Of the second test done by the University of California, Davis, Lomangino told Baffert attorney Clark Brewster, “If they found (betamethasone), they did not rerun it,” pointing out that a double-check of a positive was required under international standards.
“Essentially, it’s a cookbook,” he said. “You know what the intent is. You know how to proceed.” Without a paper trail, he said, “chaos starts.”
Because Lomangino had a medical appointment Monday afternoon, Wolsing had not finished cross-examining him. He was expected to resume testimony Tuesday morning.
Dr. Steven Barker, the former head of the laboratory that tests horse samples in Louisiana, at one point adding to the analogies meant to quantify the small overage of betamethasone found in Medina Spirit.
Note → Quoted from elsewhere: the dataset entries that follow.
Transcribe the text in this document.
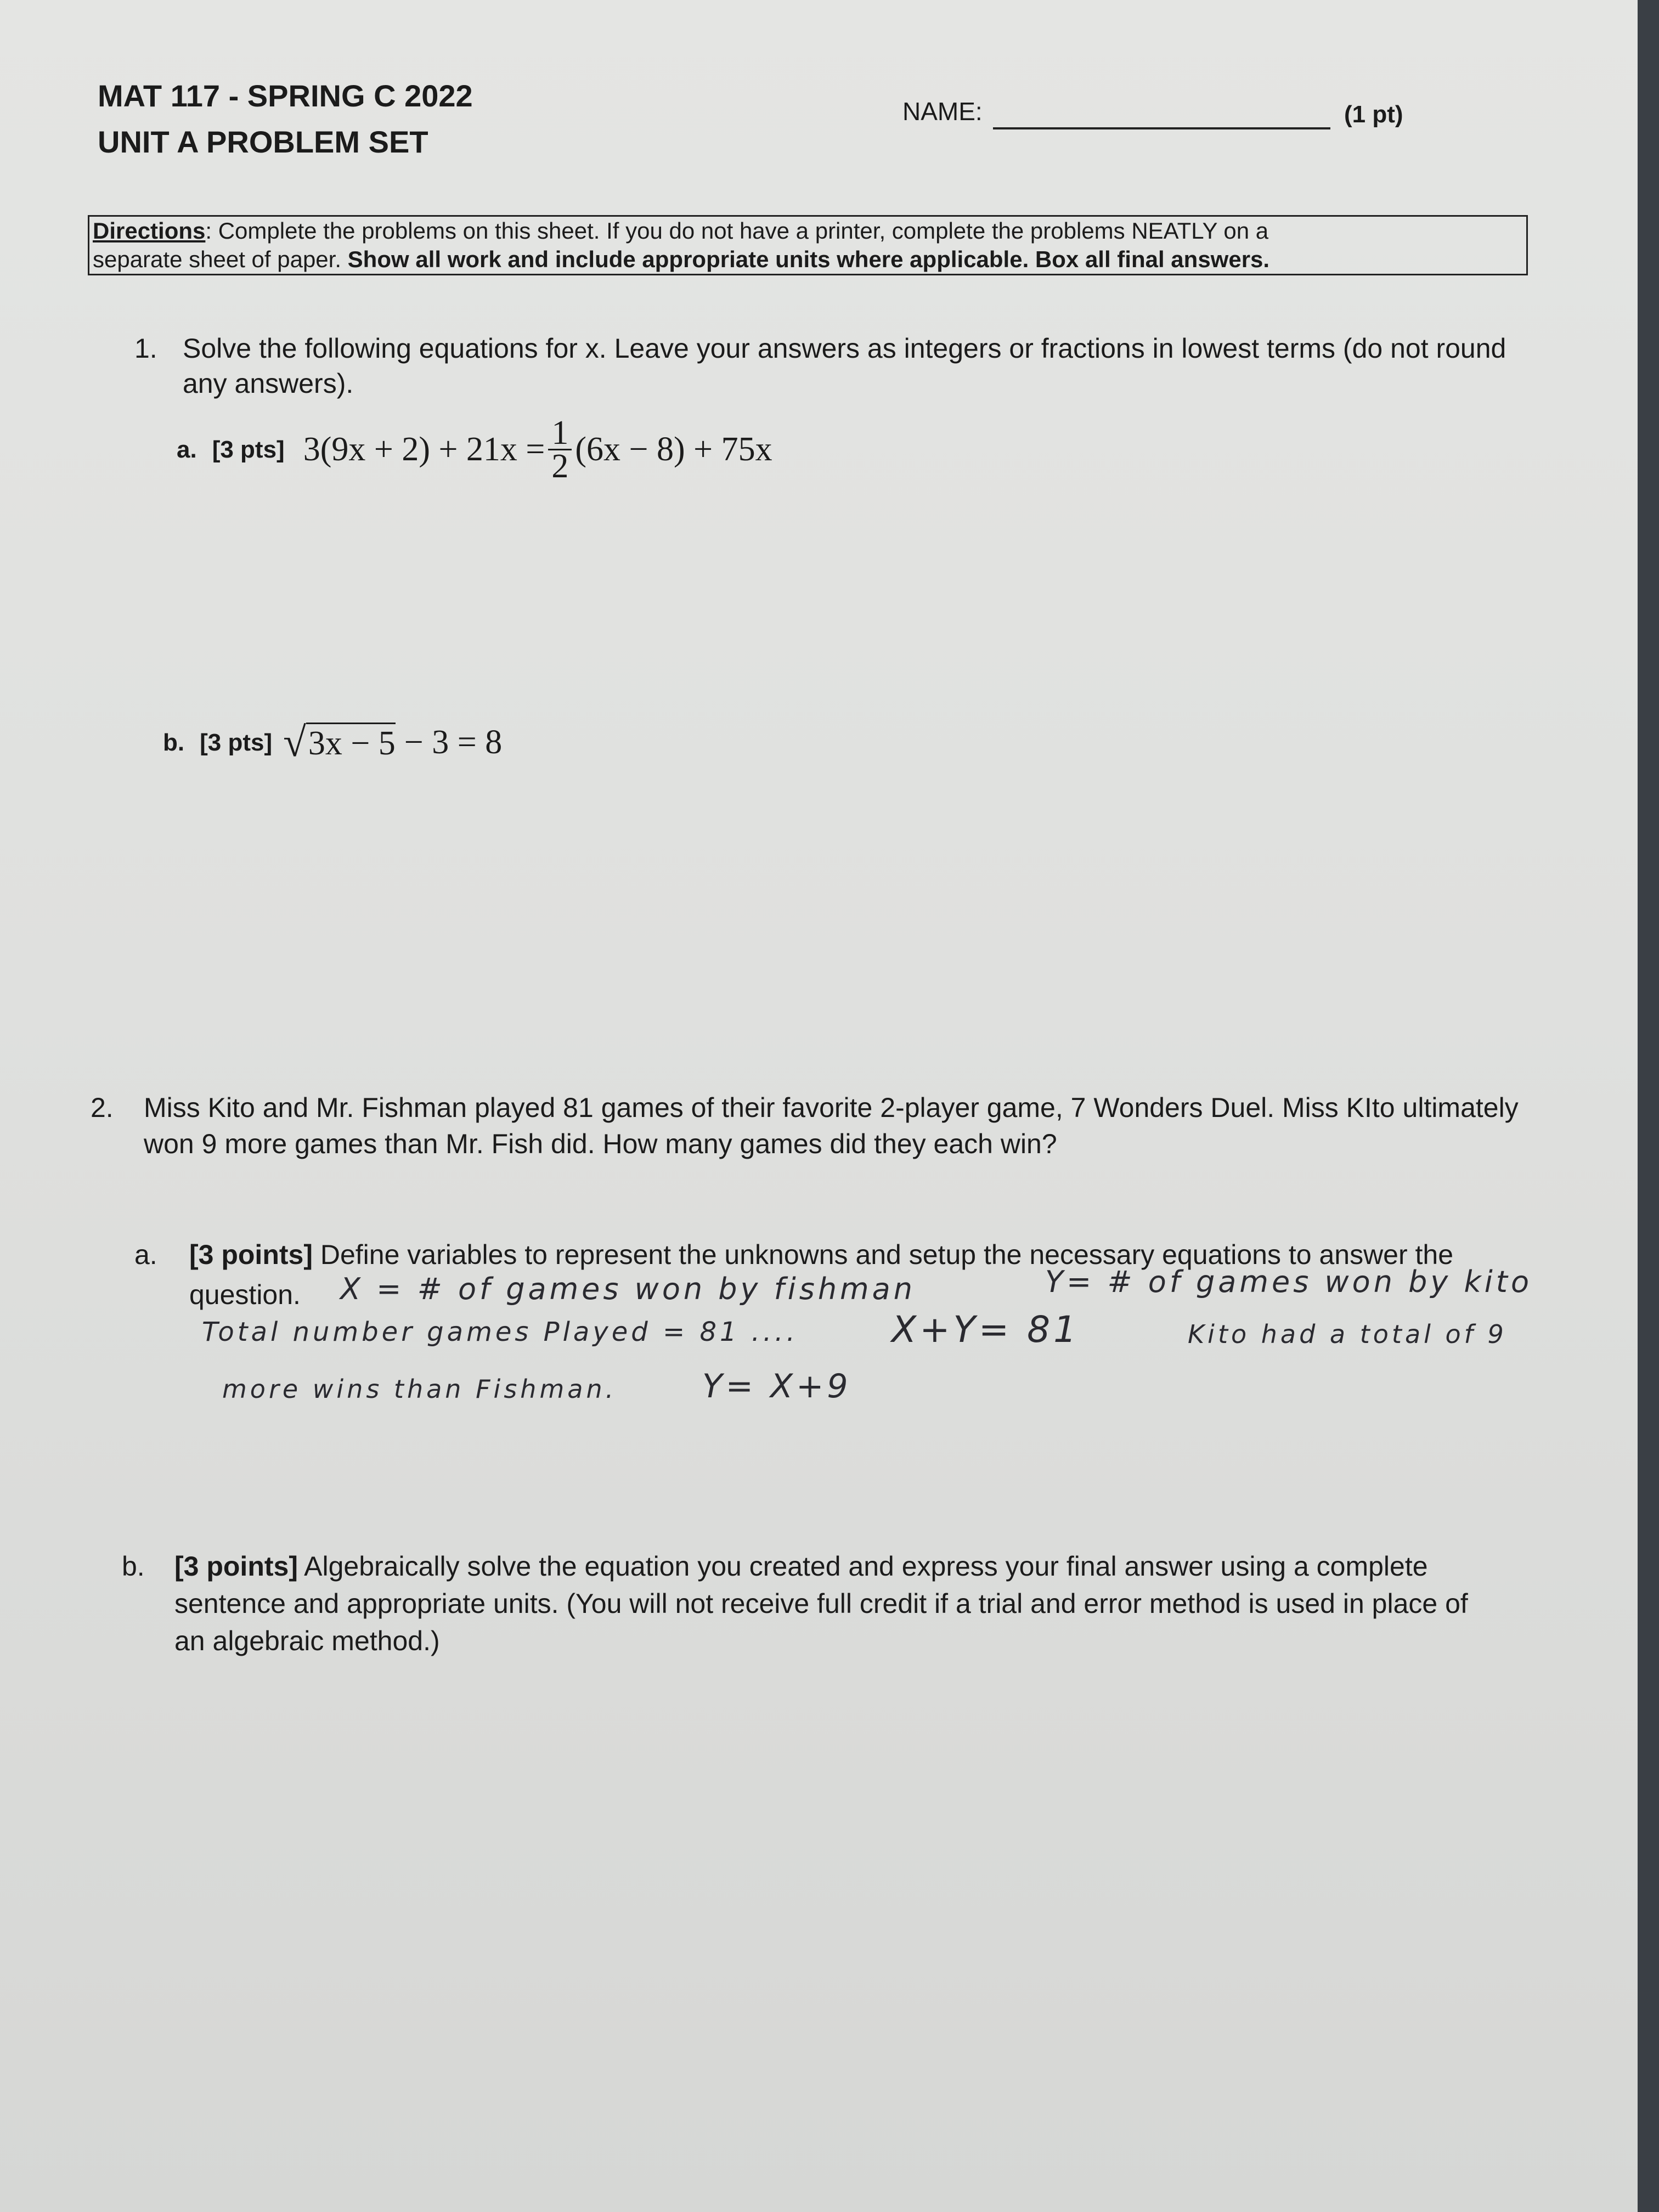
MAT 117 - SPRING C 2022
UNIT A PROBLEM SET
NAME:	(1 pt)
Directions: Complete the problems on this sheet. If you do not have a printer, complete the problems NEATLY on a
separate sheet of paper. Show all work and include appropriate units where applicable. Box all final answers.
1. Solve the following equations for x. Leave your answers as integers or fractions in lowest terms (do not round
any answers).
a. [3 pts] $3(9x + 2) + 21x = \frac{1}{2} (6x - 8) + 75x$
b. [3 pts] √ 3x − 5 − 3 = 8
2. Miss Kito and Mr. Fishman played 81 games of their favorite 2-player game, 7 Wonders Duel. Miss KIto ultimately
won 9 more games than Mr. Fish did. How many games did they each win?
a. [3 points] Define variables to represent the unknowns and setup the necessary equations to answer the
question. X = # of games won by fishman	Y= # of games won by kito
Total number games Played = 81 ....	X+Y= 81	Kito had a total of 9
more wins than Fishman.	Y= X+9
b. [3 points] Algebraically solve the equation you created and express your final answer using a complete
sentence and appropriate units. (You will not receive full credit if a trial and error method is used in place of
an algebraic method.)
“A flea weighs 450 micrograms,” he said. “By the time you take one 450th of that, we’re down to the amount of betamethasone that was in the entire bloodstream of a 1,000-pound animal.”
Asked by Baffert attorney Craig Robertson if the amount of betamethasone found in Medina Spirit would have given the colt a boost in the Derby, Barker said, “It would not have affected any aspect of the horse’s performance.”
Barker went so far as to call out Thursday’s testimony of Dr. Scott Stanley, the head of the University of Kentucky laboratory. Stanley said he did not believe, as Maylin concluded, that Medina Spirit got betamethasone from a topical ointment.
“Dr. Stanley made a number of egregious errors in interpreting the data and results,” Barker said. “It makes me question his professionalism.”
On the same token, Barker praised Maylin’s test, saying he “was asked in a very short period of time to develop an analysis” to parse the type of betamethasone that turned up in Medina Spirit. “There was nothing routine about this. I think this was yeoman’s work … without a lot of funding, if any, over a short period of time.”
In cross-examination, Wolsing tried to establish that Barker’s conclusions were “a minority opinion” among his peers. Barker declared that Wolsing did not understand various points he made both Monday and in previous hearings.
Before testimony began Monday morning, Baffert’s lawyers asked for hearing officer Craig Patrick to make at least a partial directive verdict in their favor. As Joe DeAngelis argued, “We have an abundance of evidence that Otomax was used. … (KHRC lawyers) haven’t produced anything besides argument that there was an injection.”
Wolsing countered that “plain, old betamethasone is listed as a class C substance. It doesn’t matter scientifically how betamethasone gets into the system.”
Patrick, a local attorney who has an office in the state building where the hearing is taking place, turned down the Baffert team’s motion, allowing the testimony continue apace. As he put it, “I would like to end the food fight now, but I am going to deny your motion.”
With the hearing nearing a conclusion, perhaps on its sixth day Tuesday, Brewster said he expected to call Baffert, Zedan and Baffert’s veterinarian Dr. Vince Baker as his final witnesses.
After that come closing arguments. Then Patrick will take time to study the case and arrive at a non-binding ruling that the 14 members of the KHRC may accept, revise or reject.
Monday marked the first day of the hearing that Baffert and his wife Jill were not in attendance.
“I’m in California,” he said in a text message. “I’m on (Tuesday) morning.”